There is a long road from making the regulatory changes to the actual delivery of improved leadership development opportunities for all trainee doctors, as part of training programmes, and assessed as a key generic capability. Leadership is only one element of the Generic Professional Capabilities framework, and all parts of the system are struggling with workload demands. The GMC’s recent report Caring for doctors, caring for patients paints a bleak picture:
'The doctors in training we spoke to described challenges that have the combined effect of significantly reducing autonomy/control, belonging and competence. Indeed, the role of doctors in training seems perversely designed to prevent the fulfilment of all three needs.'
Health Education England in the South West (Peninsula and Severn Deaneries) developed a Clinical Leadership Mentor (CLM) scheme in 2018, appointing Mentors in 19 Trusts. These part time medical appointments (2 hours a week in the initial phase) were made to support the leadership development of junior doctors, by working directly with them and with Trust and education leaders. The Centre for Health and Social Care Leadership at the University of Birmingham worked with the mentors and an external facilitator to evaluate their work, and the evaluation report is published today. The evaluation was supported by the NHS Leadership Academy.
We surveyed and interviewed CLMs, trainees, educational supervisors, and Trust Leaders.
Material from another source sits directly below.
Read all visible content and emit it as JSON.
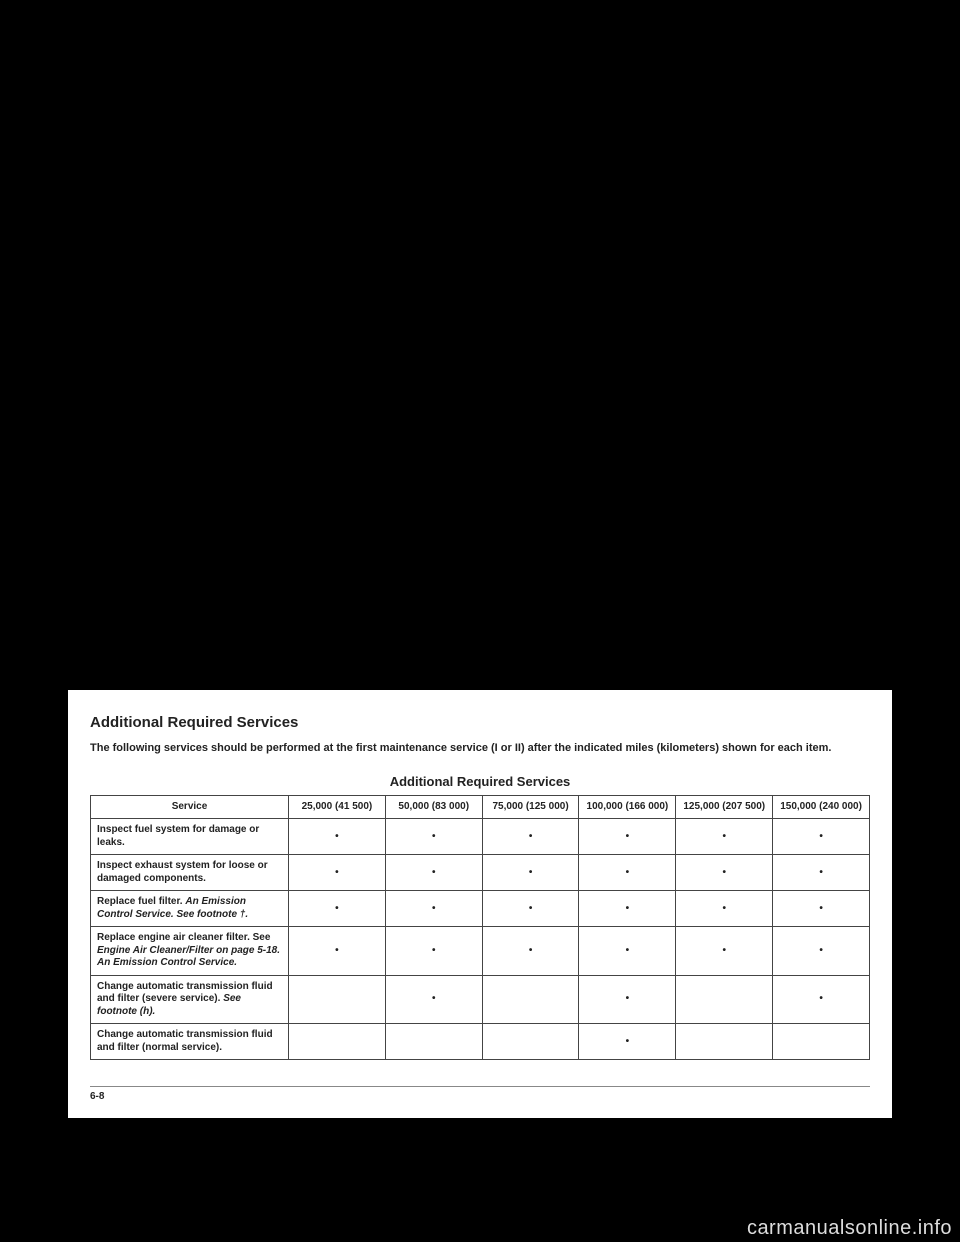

There was significant variation within the CLM group, regarding their roles and experience, and the size and context of Trust. For example some CLMs worked mainly with individual trainees, and some worked with colleagues who supported trainees, such as educational supervisors. Across the group, CLMs:
- Signposted leadership development opportunities to trainees and trainers
- Developed shadowing schemes for trainees and Trust leaders
- Developed and delivered training sessions
- Built informal support teams for leadership development, including, for example Chief Registrars and Leadership Fellows
- Mentored individual trainees
- Attended induction sessions
- Supported trainees involvement in Quality Improvement initiatives
The role of CLMs was welcomed by trainees and educational supervisors. Our survey showed that Educational Supervisors were engaged with leadership, although many suggested that they needed more information about the new curriculum to be able to support trainees (as is acknowledged in the implementation guidance).
Our evaluation also had other encouraging findings. Trainees embraced the idea of leadership as part of clinical practice with 78% considering themselves to be a leader, a higher figure than some other recent research. Eighty per cent of the trainees had undertaken a Quality Improvement project.
The final finding to highlight is variability in the environment for leadership development between Trusts: 86% of trainees surveyed reported variability, which suggests opportunities for improvement, and learning between Trusts. An example given was that some Trusts supported Quality Improvement projects in clinical teams, while other trainees received minimal support from the Trust, and little prospect of change. The Caring for doctors, caring for patients report reviewed a range of evidence that showed the quality of services improves when doctors, and particularly doctors in training, are well supported with high levels of wellbeing concern, and compassionate leadership in the Trust. With better support for leadership development it is likely that doctors in training will be more able to contribute to improvements in education and service.
Although difficult to demonstrate in purely financial terms, the cost of Clinical Leadership Mentor posts is likely to be recouped through service improvements. The new curricula will offer opportunities to Trusts and Trust managers, who have expertise in leadership and team working, and patient safety and quality improvement, to engage more fully with medical education. Clinical Leadership Mentors are well placed to lead and support improvement – are we turning a corner towards improved leadership development for doctors?